Government says it has parliamentary majority even without Independent Greeks
Today, state minister and government spokesman Dimitris Tzanakopoulos declared in an interview with Real FM radio that the government has the parliamentary votes necessary to complete its four year term,
For months, pundits and the media have wondered whether the government can survive the pull-out of junior coalition partner Panos Kammenos and his Independent Greeks party, if and when the Greece-FYROM Prespa Agreement is tabled in the Greek Parliament for ratification.
Kammenos himself answered the question at a stormy 16 October cabinet meeting, where he vowed not to topple the government if New Democracy tables a no-confidence motion in parliament. In an unprecedented move, PM Alexis Tsipras had asked all his ministers to assure him that they will not topple the government over the Prespa Agreement.
Today, state minister and government spokesman Dimitris Tzanakopoulos declared in an interview with Real FM radio that the government has the parliamentary votes necessary to complete its four year term, in October, 2019.
“This is a discussion that the prime minister and his coalition partner – with whom I have an honest and earnest relationship, cooperation, and frequent contact – will conduct in early March,” Tzanakopoulos said, noting Kammenos’ pledge not to side with ND leader Kyriakos Mitsotakis in the event of a no confidence motion, so as not to destabilise the country.
As regards the press reports on the resignation of former foreign minister Nikos Kotzias, Tzanakopoulos said that they were inaccurate. He said Tsipras and Kotzias retain close ties and agree absolutely on the Prespa Agreememt, the implementation of which is moving along, and that maintaining government cohesion is crucial.
Referring to Alternate Health Minister Pavlos Polakis proclamation at a party meeting that SYRIZA should push the judiciary to expedite court cases and put some people in jail [for corruption], Tzanakopoulos claimed that the statement was purposely distorted.
“What Mr. Polakis insists on, as do the government and the prime minister, is that one must ply ahead with a clean-up and the institutional protection of the state from corruption,” he said.

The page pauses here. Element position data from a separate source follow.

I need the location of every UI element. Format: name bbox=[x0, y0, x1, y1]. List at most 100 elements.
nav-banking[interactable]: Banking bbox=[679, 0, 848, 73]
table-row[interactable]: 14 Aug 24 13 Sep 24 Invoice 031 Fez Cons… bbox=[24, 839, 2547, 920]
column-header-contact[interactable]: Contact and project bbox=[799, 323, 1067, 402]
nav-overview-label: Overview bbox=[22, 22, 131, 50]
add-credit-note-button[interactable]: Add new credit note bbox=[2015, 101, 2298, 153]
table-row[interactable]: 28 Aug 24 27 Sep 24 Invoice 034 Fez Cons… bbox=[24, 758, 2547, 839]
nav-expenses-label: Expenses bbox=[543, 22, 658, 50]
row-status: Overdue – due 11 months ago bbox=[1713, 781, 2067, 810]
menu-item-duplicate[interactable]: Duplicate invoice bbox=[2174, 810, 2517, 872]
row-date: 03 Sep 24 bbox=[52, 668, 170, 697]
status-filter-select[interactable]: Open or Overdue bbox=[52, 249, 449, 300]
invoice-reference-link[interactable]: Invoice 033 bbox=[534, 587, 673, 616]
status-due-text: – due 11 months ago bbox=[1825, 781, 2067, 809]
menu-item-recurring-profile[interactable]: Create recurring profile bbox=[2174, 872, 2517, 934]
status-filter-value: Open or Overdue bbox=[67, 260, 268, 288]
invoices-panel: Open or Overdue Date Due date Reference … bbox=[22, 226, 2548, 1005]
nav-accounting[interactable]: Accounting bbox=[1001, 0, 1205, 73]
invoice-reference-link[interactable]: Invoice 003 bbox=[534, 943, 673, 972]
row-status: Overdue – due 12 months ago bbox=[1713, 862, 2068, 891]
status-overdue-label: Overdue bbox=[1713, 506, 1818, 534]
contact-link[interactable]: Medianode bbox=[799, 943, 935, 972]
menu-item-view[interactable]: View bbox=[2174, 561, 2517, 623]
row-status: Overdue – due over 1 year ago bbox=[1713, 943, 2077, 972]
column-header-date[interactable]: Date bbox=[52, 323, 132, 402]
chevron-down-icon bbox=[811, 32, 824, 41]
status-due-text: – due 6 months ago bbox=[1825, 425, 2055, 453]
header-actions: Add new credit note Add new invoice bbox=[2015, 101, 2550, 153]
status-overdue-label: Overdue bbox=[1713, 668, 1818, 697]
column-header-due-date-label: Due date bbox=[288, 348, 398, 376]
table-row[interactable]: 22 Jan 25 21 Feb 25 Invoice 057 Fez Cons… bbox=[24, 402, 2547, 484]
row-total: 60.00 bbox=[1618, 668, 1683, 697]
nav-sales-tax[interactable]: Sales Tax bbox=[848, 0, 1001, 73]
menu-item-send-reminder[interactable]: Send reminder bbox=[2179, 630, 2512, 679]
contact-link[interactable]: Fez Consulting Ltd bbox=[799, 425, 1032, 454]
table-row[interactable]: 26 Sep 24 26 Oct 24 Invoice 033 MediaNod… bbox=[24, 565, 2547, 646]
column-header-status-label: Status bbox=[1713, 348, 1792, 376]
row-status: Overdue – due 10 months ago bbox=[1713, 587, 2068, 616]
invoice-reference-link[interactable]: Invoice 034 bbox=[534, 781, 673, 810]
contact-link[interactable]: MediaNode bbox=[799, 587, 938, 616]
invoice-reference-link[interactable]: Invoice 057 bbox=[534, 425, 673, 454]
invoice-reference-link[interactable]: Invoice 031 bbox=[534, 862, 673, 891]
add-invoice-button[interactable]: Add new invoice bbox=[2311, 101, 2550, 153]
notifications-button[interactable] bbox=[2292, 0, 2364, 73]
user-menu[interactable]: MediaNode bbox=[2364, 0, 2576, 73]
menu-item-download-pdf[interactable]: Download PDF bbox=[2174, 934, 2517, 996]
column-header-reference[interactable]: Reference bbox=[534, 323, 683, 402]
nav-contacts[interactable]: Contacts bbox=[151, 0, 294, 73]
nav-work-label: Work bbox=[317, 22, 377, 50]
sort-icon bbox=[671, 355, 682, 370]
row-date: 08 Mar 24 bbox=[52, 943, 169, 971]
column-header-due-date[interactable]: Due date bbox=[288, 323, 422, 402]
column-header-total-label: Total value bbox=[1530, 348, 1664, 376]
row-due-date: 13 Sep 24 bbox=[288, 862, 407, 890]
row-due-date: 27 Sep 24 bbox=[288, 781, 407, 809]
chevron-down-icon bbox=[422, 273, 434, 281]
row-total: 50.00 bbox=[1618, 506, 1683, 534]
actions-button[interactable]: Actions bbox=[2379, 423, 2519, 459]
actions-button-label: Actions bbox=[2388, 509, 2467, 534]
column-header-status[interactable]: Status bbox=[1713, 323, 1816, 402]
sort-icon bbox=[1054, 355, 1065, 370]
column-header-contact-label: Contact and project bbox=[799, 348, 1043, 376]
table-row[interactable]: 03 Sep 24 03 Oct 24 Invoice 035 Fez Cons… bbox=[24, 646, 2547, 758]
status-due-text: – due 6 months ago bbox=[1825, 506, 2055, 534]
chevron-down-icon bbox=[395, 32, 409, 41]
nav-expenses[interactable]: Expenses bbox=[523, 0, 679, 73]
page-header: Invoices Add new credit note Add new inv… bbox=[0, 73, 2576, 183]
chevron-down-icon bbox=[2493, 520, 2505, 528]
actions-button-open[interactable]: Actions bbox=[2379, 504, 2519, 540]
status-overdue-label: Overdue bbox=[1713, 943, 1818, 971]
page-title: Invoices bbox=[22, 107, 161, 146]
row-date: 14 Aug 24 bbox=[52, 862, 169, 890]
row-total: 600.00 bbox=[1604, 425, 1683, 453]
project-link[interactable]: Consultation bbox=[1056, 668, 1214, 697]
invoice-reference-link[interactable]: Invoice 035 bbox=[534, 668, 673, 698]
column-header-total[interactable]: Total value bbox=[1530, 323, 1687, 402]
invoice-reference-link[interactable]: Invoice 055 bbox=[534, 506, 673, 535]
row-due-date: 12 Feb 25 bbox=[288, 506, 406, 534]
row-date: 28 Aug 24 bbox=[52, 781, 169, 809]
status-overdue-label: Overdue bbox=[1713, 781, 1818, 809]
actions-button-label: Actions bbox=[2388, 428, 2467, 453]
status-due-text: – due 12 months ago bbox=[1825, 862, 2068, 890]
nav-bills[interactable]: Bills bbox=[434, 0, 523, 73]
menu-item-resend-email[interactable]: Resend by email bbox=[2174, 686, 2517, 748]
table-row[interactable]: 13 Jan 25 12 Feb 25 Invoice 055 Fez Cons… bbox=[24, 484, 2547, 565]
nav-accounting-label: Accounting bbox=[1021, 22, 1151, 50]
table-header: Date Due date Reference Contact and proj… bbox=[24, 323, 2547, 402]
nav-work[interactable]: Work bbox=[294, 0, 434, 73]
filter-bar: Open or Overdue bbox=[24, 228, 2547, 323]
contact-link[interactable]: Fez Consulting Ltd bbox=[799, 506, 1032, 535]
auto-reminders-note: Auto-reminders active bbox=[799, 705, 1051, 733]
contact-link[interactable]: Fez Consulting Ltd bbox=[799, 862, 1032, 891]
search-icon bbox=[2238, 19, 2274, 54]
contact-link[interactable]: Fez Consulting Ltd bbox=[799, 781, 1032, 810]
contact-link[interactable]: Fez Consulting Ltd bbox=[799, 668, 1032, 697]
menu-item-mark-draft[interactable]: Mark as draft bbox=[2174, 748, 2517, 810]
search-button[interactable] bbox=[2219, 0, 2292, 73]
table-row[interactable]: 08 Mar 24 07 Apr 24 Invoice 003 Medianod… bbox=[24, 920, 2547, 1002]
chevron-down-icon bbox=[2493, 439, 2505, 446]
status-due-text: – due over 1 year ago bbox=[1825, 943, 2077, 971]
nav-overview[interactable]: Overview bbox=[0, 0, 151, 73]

“Mr. Polakis has waged a huge battle in the health sector to create better terms of auditing and transparency in a sector that was ravaged by extra-institutional networks. I think that this is what was stressed in his speech – that the government must do whatever it can so that those who have broken the law will be placed on trial by the judiciary. You know very well that the government does not put people in jail. The Greek judiciary puts people in jail, yet there are also administrative actions and audits, and investigations in which the government takes the lead,” Tzanakopoulos underlined.